O Superior Tribunal de Justiça (STJ) decidiu que os motoristas de Uber não têm vínculo empregatício e, por isso, não podem reivindicar direitos na Justiça trabalhista. A decisão, publicada ontem (4), foi tomada na semana passada, por unanimidade, pelos dez ministros que compõem a Segunda Seção da Corte.

O entendimento foi alcan­çado no julgamento de conflito de competência, em que coube ao STJ definir qual ramo da Justiça deveria julgar pedido de indenização feito por um motorista após o Uber bloqueá-lo por má-conduta. A decisão, porém, não é vinculante, ou seja, surte efeito somente sobre esse caso específico.

O motorista processou o aplicativo na Justiça de Minas Gerais, alegando danos materiais por ter ficado impossibi­litado de trabalhar. Contudo, por entender tratar-se de um conflito trabalhista, o juízo estadual enviou o caso para a Justiça do Trabalho, que tampouco reconheceu ser competente para julgá-lo.

SEM VÍNCULO

Ao definir a competência da Justiça comum para ana­lisar o processo, o relator no STJ, ministro Moura Ribeiro, afirmou que os “motoristas de aplicativo não mantêm relação hierárquica com a empresa Uber, porque seus serviços são prestados de forma eventual, sem horários pré-estabelecidos, e não há recebimento de salário fixo, o que descaracteriza o vínculo empregatício entre as partes”.

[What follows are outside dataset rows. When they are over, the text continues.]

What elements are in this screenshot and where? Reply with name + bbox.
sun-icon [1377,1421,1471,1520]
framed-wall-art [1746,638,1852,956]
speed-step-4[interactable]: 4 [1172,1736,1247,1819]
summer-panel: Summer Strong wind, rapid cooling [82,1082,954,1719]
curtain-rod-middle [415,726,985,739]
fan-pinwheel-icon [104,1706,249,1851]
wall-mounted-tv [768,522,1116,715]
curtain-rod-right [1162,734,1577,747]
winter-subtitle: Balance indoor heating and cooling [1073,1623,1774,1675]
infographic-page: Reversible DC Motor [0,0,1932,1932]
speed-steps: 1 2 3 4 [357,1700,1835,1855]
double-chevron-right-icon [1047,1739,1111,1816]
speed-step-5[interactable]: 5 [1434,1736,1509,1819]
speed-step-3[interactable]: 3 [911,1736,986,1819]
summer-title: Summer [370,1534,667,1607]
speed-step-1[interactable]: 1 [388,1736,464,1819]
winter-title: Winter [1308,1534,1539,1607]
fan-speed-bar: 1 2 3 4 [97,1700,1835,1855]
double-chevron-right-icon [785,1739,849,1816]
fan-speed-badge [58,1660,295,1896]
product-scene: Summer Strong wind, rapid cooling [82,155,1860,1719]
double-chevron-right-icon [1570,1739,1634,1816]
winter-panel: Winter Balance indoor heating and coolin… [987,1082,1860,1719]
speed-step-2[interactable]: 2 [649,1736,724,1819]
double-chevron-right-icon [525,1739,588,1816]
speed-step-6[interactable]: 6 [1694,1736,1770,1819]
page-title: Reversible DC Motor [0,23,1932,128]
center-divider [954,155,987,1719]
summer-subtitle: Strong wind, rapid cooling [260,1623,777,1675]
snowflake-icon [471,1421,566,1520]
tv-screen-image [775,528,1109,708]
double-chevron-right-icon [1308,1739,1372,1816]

Para o ministro, o moto­rista de aplicativo é um tra­balhador autônomo. “Afastada a relação de emprego, tem-se que o sistema de trans­porte privado individual, fornecido a partir de provedores de rede de compartilhamento, detém natureza de cunho civil”, afirmou. Ribeiro foi acompanhado por todos os demais ministros da Segunda Seção do STJ.